Bu açıklamalar ışığında somut olaya bakıldığında, davacı ... Kardeşler Nakliyat Sanayi ve Ticaret Ltd. Şti.’de bulunan hisselerinin devir yetkisini de içerir davalıya 6.3.2008 tarihli vekaletname vermiş, bu vekaletname kapsamında davalı davacının şirkette bulunan 64.260 payını 31.7.2013 tarihinde satmıştır. Her ne kadar Bölge Adliye Mahkemesince, davacının şirkete ortak olduğu sırada bedel ödemediği, davacı tarafından hisse devrinin yapıldığı aynı anda verilen vekaletnamenin yazılı delil başlangıcı sayıldığı, tanık olarak dinlenen diğer ortağın beyanları dikkate alınarak, taraflar arasında bir inanç sözleşmesinin bulunduğu gerekçesiyle davanın reddine karar verilmiş ise de, dava vekaletin kötüye kullanılması hukuksal nedenine dayalıdır. Kaldı ki, eldeki dosyada yazılı delil başlangıcı niteliğinde bir belge olmadığı gibi inançlı işlem iddiası da ispatlanamamıştır. Olayda vekilin hesap verme yükümlülüğü bulunduğundan, davada ispat yükü vekil olan davalıda olup, davalının vekaleten sattığı hisse bedellerini davacıya ödediğini ispatlaması gerekir. Olayın niteliği gereği tanık da dinlenemez. Davalının, davacıya ait şirket hisselerini vekaletnameye istinaden dava dışı şahsa sattığına göre, davalının bedelini ödediğini yazılı delille ispatlaması gerekir. Dosya kapsamından bu hususa ilişkin bir belge sunulmadığı anlaşılmakla davanın kabulüne karar verilmesi gerekirken, aksine düşüncelerle tanık beyanı esas alınmak suretiyle davanın reddine karar verilmiş olması, usul ve yasaya aykırıdır. Açıklanan nedenlerle, davacının temyiz itirazlarının kabulü ile Bölge Adliye Mahkemesinin kararının bozulmasına karar vermek gerekmiştir.

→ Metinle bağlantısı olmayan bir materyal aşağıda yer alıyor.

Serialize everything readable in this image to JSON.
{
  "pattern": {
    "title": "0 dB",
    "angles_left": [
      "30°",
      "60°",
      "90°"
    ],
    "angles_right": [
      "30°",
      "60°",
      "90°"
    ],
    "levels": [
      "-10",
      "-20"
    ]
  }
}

SONUÇ: Yukarıda açıklanan nedenlerle temyiz olunan Bölge Adliye Mahkemesi kararının davacı yararına BOZULMASINA, 2.037,00 TL duruşma avukatlık parasının davalıdan alınarak davacıya ödenmesine, peşin alınan harcın istek halinde iadesine, dosyanın Bölge Adliye Mahkemesi’ne gönderilmesine, 18/12/2019 gününde oybirliğiyle karar verildi.